I don’t know what’s gone on on that tour, and I can only speak from watching a little bit from afar, but it did look like the lads were shell-shocked from the first two games. That’s when you need real leadership to help steer you through that.

He has to be kidding me. Or does he really believe it was his wonderful leadership that turned around the India series? We don’t have to go too far back to see how Cook’s leadership galvanised a shell-shocked squad.

Most are nailing him for this paragraph..

“I can’t speak about what’s gone on there in depth, but you always back yourself, and I would have loved to have had the opportunity that was taken away from me. The selectors made that decision because they thought it was the best for English cricket. Hindsight has probably proved them wrong, but now it’s very easy to say that.”

I don’t like the “opportunity that was taken away from me”. That entitlement permeates more than anything that I’ve heard from Pietersen (who is markedly more media savvy). As for the last part about being proved wrong dispensing of his services, you wonder what planet he is on. Even KP hasn’t bragged like that. Yes, that comes across as a brag. Please feel free to tell me how that’s been taken out of context.

“[The Test team] was in a good place. I wouldn’t say all of it [confidence] has been [broken], but a hell of a lot of it has been. You have to remember that it is a different format and you get a change, but all teams are grouped under the same English cricket umbrella, and we can’t be naive enough to think that it’s not,” he admitted.

Dear God. You wonder if this “backing yourself” isn’t ECB speak for wiping all inconvenient memories and only analysing the positive data. It’s off the reservation this stuff. This India series win is the stuff of cricketing legend. A mighty foe, slain by a young hungry team, under the tutelage of a mighty sage fighting his own demons, but creating a good environment. It’s a ton of horse manure and most sane people know it.

Gary Ballance.

Sorry for the random name-check.

But if you want fun, listen to Pat Murphy and James Whitaker. Proper questions, prevarication and avoidance, and then forcing out the KP point. And you wonder why there is hesitation in KP signing for Surrey. I know a little about how much some were paid in Surrey a few years ago, and KP would earn that for a few weeks in Hyderabad. He should do that in my view. He’s not getting a place out of this lot unless they go. Top to bottom. They are all invested in this crock of nonsense, and none can save face now. It has to start with Flower moving on, Downton being packed off and a new chairman of selectors. The coach would be untenable at this point, and the selectors would also have little chance. Can you see that happening? I can’t.

But Whitaker is that special kind of cretin. The sort who thinks he’s being so damn ultra smart, so utterly professional by avoiding a question, a straight question put to him.

I’ll paraphrase:

PM : “KP’s going to try to make a go of it to get back into the England team, what do you make of that?

JW: “Good luck with that”

PM: “So does he have a chance?”

JW: “Developing a team, Ballance. Promising. Good luck getting in KP?”

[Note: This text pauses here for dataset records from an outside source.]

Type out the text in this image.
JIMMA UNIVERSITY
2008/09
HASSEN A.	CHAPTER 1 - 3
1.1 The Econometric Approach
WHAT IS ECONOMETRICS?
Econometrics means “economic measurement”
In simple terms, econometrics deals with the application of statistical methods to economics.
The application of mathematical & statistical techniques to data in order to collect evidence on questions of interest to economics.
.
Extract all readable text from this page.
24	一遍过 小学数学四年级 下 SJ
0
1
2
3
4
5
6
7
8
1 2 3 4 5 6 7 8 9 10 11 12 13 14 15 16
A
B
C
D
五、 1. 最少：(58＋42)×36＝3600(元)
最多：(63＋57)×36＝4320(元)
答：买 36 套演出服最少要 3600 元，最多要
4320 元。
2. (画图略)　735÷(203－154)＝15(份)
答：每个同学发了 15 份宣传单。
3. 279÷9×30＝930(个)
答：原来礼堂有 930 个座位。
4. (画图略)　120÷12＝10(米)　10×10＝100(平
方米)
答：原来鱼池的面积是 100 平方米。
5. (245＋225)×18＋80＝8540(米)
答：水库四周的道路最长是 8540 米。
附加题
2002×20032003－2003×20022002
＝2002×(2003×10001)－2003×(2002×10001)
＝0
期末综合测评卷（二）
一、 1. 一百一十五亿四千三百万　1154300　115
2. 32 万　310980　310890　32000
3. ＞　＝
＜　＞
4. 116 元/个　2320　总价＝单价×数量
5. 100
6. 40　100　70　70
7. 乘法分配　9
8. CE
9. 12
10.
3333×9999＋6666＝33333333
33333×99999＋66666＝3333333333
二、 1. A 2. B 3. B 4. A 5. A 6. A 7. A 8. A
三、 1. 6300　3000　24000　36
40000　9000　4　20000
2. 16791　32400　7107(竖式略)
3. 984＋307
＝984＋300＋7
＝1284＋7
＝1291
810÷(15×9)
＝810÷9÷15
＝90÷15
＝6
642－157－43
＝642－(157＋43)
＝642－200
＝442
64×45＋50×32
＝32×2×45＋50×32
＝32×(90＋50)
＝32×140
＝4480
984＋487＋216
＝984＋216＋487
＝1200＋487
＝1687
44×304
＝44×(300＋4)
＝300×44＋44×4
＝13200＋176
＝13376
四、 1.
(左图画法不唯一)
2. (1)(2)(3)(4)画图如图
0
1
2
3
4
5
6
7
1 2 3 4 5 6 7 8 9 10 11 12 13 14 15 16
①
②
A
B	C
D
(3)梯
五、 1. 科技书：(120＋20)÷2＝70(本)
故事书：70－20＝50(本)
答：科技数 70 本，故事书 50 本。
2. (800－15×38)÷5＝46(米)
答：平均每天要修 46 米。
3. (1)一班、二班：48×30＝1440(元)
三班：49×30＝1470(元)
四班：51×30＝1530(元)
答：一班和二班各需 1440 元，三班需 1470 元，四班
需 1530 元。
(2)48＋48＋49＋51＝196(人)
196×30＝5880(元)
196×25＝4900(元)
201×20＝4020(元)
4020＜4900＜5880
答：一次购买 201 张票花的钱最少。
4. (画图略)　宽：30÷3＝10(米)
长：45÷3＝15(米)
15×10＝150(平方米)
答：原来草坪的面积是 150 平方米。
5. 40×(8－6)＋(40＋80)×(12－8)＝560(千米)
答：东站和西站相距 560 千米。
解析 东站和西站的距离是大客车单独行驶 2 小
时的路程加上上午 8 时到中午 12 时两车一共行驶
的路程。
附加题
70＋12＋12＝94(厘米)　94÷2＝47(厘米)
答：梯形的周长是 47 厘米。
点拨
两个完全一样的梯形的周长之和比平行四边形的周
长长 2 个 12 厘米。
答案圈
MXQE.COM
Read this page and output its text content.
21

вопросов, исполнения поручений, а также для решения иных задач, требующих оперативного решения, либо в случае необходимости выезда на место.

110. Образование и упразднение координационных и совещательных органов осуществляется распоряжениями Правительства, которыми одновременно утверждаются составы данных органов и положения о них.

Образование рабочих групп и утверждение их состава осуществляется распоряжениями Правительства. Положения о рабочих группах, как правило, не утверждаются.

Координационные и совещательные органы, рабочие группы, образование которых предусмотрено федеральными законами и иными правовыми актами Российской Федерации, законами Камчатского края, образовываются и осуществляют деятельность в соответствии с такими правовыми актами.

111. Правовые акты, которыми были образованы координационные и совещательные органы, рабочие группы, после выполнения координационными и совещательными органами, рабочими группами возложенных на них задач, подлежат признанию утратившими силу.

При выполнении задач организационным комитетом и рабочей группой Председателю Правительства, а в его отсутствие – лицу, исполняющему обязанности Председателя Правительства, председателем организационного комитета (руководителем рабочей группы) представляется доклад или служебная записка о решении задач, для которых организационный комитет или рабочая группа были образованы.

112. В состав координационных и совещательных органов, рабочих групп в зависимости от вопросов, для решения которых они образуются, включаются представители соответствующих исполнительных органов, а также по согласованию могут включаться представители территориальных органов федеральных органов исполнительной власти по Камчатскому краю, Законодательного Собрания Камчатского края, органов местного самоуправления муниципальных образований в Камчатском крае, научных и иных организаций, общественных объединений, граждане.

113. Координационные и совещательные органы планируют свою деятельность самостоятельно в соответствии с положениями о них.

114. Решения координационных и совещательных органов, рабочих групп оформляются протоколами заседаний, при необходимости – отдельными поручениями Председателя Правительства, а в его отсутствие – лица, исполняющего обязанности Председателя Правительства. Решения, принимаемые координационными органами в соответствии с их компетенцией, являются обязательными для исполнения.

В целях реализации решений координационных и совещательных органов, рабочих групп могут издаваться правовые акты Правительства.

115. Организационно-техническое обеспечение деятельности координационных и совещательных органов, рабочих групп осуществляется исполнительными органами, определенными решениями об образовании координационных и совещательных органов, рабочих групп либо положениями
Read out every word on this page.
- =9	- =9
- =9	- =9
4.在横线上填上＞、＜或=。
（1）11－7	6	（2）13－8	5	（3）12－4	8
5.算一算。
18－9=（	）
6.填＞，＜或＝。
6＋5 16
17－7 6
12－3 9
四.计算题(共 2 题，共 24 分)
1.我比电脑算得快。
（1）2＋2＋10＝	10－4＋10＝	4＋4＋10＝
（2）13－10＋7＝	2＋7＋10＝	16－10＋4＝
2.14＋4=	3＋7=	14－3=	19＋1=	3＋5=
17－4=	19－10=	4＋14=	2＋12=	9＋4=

PM: “You think they are better than Pietersen”

JW: “Gary Ballance. We developed Ian Bell. Gary Ballance. Upside. Upside. Not in plans.”

And so on. All about future and no plans. It’s media speak, and while I berate Cook for speaking his mind, it at least says what he feels. This is pre-computed, line to take, cobblers. Just sod off out of it, you damn empty suit Whitaker. Who the hell do you think you are, patronising those who might want to see everyone given a chance to make it? Standing there. All smug, self-satisfied, full of his own importance. So smart. If he were an ice cream, he’d lick himself.

Don’t humour them KP. Just don’t.

As for the test team, well. Jonathan Trott, great. Adam Lyth, good luck. Adil Rashid, I sense players being plucked from the air, Mark Wood, wish him well. But please. James Tredwell couldn’t get into a second division team last summer, and now he’s arguably our number one test spinner. It takes that kind of thought that takes your breath away. No wonder KP is no longer in their plans with thinking like that.

Have faith. Gary Ballance. Have hope. Gary Ballance. Be not afraid…..

I’ll get to the press shortly. It’s been a ‘mare, ain’t it?